Opinion 09-61

April 23, 2009


Please Note: This opinion has been modified by Opinion 21-22(A) concerning a judge’s obligations when a party is appearing without counsel. As stated in Opinion 21-22(A), “we no longer prohibit remittal of disqualification merely because a party is unrepresented. We hereby modify our prior opinions to abolish that requirement.” This also affects opinions “where disclosure (or disclosure and insulation) is mandated in lieu of outright disqualification” (see id. fn 3).

Digest:         A judge who must disqualify him/herself in criminal cases because he/she is the District Attorney’s 4th degree relative, nevertheless may preside when a defendant who previously has been arraigned thereafter appears in the judge’s court without representation and requests an adjournment to secure representation, as long as the judge will grant the adjournment.

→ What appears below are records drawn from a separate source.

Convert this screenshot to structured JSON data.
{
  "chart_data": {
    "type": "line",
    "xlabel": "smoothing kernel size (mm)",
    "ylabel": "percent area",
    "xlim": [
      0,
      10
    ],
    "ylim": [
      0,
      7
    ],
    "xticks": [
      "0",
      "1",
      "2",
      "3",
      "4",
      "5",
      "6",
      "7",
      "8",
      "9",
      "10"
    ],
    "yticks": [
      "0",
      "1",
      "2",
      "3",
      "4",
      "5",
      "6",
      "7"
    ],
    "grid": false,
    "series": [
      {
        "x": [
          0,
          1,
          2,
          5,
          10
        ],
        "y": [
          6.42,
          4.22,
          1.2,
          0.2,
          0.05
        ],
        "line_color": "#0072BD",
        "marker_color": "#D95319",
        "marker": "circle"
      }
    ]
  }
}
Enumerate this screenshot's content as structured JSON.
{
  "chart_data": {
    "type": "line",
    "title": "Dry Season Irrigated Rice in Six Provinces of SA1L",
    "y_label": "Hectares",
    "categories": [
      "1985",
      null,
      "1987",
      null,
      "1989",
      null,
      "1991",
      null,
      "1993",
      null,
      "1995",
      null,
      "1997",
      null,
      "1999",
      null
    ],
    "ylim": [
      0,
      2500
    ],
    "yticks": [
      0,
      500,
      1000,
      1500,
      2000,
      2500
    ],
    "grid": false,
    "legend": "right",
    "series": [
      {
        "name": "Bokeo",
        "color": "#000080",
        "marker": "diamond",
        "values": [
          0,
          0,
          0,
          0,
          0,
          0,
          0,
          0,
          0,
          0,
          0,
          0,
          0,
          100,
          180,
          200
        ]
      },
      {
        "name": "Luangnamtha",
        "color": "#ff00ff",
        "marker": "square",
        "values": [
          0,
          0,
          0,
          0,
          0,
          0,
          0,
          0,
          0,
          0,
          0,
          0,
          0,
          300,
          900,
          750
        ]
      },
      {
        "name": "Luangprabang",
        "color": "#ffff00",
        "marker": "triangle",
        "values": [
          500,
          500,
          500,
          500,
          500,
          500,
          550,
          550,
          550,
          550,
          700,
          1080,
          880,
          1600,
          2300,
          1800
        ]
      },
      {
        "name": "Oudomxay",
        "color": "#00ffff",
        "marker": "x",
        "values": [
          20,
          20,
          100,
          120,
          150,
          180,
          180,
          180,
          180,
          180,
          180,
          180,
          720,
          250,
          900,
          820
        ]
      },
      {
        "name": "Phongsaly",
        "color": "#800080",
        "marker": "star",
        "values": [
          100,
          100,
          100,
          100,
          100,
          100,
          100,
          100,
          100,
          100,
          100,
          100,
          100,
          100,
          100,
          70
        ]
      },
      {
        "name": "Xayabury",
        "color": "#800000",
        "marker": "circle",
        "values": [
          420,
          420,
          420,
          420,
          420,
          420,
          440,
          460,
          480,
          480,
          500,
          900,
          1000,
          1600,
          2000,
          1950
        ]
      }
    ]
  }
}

Rules:          22 NYCRR 100.2; 100.2(A); 100.3(E)(1); Opinion 07-216.


         A judge who is disqualified in criminal cases because he/she is a 4th degree relative of the District Attorney asks whether he/she may preside when a defendant who has been arraigned and is scheduled to thereafter appear before the judge with counsel, instead appears without counsel and asks for additional time to secure counsel. The judge advises that when the defendant appears, he/she will not adjust or fix bail, address the conditions of the defendant’s release, or change or issue an order of protection.

         A judge must avoid impropriety and its appearance (see 22 NYCRR 100.2) and must act at all times in a manner to promote public confidence in the judiciary’s integrity and impartiality(see 22 NYCRR 100.2[A]). Therefore, a judge must disqualify him/herself in any proceeding where the judge’s impartiality might reasonably be questioned (see 22 NYCRR 100.3[E][1]).

         In Opinion 07-216, the Committee advised the same judge that he/she must disqualify him/herself in all matters where the District Attorney or a member of the District Attorney’s staff appears, but that his/her disqualification is subject to remittal except in ex parte matters (such as arraignments and search warrant applications) and when a party appears without representation.

         Nevertheless, the Committee believes the judge may preside under the circumstances he/she describes, only after the judge advises the defendant of his/her relationship to the District Attorney and only if the judge will grant the adjournment. Granting an adjournment to allow a defendant more time to secure representation is essentially a ministerial act, and disqualification in such circumstances would not serve defendant’s best interests but instead would only inconvenience him/her.

         The Committee emphasizes that the inquiring judge may preside only when a defendant who already has been arraigned appears without counsel and requests an adjournment to secure counsel. And, the Committee believes it advisable for the judge to make a complete record of the defendant’s appearance. The judge may take no other action that would affect the defendant’s case. If a particular case requires any other decision beyond the adjournment, the judge must disqualify him/herself.

         Also, the Committee recommends that the inquiring judge notify his/her Administrative Judge that he/she is the District Attorney’s 4th degree relative.